Here's the skinny....

Ok, so it's been two years sense I've blogged. I'm horrible at this! And I'm especially horrible at social media.

I think about this blog a lot. I think of things I want to write or pictures I want to post. The same goes for facebook and twitter. I think about them a lot but never really do anything about it.

My friend Sara has an awesome blog and she's recommended a few for me to follow. I really enjoy them and have high hopes of joining the social media train again.

We'll see how this goes....

I now work at Grace Orlando. It's a portable church that meets at Edgewater High School. I've been working there for the past 6 months and I love it!!! Although, it did take me a while.

I had no intentions of leaving First Christian. I loved the church and the people. Although I felt a spirit of discontent. I felt like God was trying to tell me something and I couldn't hear him. I eventually took a week off of work and went on a "spiritual retreat." I spent the whole week in prayer and reading my Bible-- asking God to reveal his plan for my life. When I came back, I received several job offers.

I accepted the job at Grace Orlando, and I must say it is the hardest decision I've ever had to make. I didn't want to leave the relationships I had a FCCO. I turned down several jobs to work with and for some really good friends and spiritual mentors. I knew God was calling me to Grace.

When you follow God's calling, you think everything is going to be easy. That everything will fall into place and rainbows and unicorns will follow you everywhere you go. This did not happen at Grace. I felt like I walked into a tornado. Before I even had a chance to learn people's names, the church decided to change locations and I had three months to get everything ready and train my team.

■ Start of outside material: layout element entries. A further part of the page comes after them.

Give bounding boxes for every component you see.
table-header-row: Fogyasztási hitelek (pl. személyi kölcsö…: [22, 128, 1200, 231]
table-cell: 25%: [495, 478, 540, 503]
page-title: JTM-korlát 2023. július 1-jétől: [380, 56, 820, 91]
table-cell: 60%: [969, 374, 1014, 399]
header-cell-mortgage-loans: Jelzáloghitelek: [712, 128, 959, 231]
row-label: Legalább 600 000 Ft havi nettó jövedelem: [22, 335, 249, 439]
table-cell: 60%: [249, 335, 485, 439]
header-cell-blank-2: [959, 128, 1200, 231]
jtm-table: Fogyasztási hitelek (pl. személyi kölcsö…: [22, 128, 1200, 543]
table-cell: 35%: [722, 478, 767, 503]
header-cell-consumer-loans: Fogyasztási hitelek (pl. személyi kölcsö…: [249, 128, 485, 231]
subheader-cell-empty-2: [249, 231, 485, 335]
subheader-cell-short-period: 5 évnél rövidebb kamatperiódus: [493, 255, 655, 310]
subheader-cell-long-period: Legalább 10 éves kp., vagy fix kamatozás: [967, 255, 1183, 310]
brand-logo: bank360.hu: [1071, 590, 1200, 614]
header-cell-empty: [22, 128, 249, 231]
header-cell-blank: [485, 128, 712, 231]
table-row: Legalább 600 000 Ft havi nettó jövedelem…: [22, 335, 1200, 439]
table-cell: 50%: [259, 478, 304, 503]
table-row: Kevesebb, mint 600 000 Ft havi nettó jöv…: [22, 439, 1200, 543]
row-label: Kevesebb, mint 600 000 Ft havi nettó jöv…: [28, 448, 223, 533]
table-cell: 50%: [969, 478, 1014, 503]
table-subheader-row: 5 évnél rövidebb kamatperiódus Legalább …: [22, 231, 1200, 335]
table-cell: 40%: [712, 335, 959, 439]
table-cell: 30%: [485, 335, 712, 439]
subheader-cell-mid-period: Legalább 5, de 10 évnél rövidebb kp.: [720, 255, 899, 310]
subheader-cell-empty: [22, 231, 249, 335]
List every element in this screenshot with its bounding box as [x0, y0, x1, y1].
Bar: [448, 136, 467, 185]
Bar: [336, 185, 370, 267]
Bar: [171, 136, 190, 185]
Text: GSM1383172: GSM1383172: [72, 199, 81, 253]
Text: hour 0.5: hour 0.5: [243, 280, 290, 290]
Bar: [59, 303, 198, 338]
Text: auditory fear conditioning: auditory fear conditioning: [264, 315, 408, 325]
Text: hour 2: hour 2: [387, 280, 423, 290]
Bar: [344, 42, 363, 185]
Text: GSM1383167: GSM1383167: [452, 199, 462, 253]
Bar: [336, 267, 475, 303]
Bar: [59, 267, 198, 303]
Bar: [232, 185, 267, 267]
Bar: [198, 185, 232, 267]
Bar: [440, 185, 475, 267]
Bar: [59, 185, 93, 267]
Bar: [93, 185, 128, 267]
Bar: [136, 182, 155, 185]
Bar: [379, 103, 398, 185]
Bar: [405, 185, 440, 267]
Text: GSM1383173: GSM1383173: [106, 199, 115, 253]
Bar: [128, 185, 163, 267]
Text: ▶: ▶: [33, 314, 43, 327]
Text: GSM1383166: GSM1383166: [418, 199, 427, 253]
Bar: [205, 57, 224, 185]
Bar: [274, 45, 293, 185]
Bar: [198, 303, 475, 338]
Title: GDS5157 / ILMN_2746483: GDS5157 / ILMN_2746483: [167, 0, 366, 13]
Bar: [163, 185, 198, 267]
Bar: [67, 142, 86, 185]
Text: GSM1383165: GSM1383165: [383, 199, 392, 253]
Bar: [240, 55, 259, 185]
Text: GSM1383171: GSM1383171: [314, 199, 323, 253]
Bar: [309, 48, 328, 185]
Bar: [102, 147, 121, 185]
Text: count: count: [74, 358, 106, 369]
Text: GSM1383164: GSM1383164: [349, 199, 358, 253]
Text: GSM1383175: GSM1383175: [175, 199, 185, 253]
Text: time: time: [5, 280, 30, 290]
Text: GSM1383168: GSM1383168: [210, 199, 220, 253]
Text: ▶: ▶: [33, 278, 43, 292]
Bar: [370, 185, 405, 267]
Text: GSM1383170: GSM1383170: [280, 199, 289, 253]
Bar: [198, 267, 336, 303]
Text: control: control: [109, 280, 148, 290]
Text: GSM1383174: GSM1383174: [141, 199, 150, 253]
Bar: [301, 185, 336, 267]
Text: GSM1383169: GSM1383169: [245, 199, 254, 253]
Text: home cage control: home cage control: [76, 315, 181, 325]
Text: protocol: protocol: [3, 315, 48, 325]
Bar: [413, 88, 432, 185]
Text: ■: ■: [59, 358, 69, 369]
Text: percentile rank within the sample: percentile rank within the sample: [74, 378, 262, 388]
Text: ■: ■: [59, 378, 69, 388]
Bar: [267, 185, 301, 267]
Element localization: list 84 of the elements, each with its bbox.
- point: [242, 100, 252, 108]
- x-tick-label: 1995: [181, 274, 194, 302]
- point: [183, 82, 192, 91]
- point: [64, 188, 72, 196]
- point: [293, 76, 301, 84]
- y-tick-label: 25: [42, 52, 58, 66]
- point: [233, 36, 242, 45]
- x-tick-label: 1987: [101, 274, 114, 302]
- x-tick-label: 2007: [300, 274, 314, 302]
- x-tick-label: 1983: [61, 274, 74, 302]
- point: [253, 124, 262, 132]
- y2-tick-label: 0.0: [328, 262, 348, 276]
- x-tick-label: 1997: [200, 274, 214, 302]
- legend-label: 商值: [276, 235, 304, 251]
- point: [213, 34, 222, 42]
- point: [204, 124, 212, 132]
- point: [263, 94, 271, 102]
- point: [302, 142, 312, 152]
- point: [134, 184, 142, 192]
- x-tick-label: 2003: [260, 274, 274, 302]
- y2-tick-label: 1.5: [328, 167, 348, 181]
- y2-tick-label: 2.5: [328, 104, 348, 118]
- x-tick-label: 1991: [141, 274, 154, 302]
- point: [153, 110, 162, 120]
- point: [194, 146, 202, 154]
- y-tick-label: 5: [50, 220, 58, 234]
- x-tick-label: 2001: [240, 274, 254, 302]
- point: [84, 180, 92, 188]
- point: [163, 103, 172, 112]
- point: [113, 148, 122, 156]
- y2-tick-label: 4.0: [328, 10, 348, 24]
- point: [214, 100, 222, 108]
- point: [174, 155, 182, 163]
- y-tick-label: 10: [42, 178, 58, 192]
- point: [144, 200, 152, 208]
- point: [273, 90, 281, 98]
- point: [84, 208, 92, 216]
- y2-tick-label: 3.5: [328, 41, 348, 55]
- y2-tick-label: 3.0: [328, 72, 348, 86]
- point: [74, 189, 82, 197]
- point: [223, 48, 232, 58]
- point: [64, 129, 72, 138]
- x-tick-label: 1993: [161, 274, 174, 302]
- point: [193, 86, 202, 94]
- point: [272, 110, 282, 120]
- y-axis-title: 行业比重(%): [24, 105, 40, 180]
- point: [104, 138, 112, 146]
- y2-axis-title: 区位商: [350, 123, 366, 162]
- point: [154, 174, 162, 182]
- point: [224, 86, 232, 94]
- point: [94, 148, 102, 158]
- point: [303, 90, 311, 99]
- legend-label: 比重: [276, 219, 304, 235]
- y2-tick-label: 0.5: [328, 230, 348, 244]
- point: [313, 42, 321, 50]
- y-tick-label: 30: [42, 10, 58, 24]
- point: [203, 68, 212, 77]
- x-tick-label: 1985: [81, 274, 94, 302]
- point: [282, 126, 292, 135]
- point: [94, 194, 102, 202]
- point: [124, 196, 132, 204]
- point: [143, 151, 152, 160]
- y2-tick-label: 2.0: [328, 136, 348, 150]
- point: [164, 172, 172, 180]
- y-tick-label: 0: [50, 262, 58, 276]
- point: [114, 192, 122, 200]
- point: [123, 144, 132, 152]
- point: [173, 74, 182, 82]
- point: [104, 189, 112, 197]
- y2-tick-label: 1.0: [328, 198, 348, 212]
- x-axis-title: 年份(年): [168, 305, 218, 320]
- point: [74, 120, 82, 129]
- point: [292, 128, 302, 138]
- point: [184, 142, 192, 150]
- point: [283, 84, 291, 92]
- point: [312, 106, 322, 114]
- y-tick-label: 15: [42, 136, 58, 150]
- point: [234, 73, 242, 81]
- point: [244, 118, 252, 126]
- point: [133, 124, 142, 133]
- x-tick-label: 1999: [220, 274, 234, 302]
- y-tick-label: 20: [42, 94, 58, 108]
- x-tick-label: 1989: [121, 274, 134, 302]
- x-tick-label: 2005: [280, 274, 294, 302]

It was a super crazy time and I must admit, I am not proud of how I acted or what came out of me when I was bumped. I really do think God brought me here to break me. I was on a high horse and he knocked me down. I had learned to be dependent on myself and not on him. And when I knew I had to depend on him, I dug my heals in the ground and just willed myself to work harder. I am so dumb. I feel like the sheep caught in the torn bush and the Shepherd is trying to help me out. Instead I don't allow him and get myself caught deeper over and over again. Constantly, hurting myself. I lived in that thorn bush for about five months. I'm sad to admit it and I look back in shame.

However, once I moved out of that self-pitty. I realized how much I loved Grace. I mean I liked it through all the hard times....but it was my job and not my church home. I now absolutely LOVE it! This is my church and many have become like family. I love everyone on staff and we have a freaking awesome family ministry team! Everyone has an amazing heart to serve Christ and no one is better than anyone else.

The thing I love the most is this isn't a job for anyone on staff. This is a ministry to reach people for Christ and help them take their next steps towards him. No one's specialized ministry is more important and everyone is willing to help wherever needed.

This has been a very humbling six months. But I know, I am exactly where I need to be, in the center of God's will. It's the hardest, exciting, scariest, thing I've ever been a part of and I can't wait to see what He's going to do.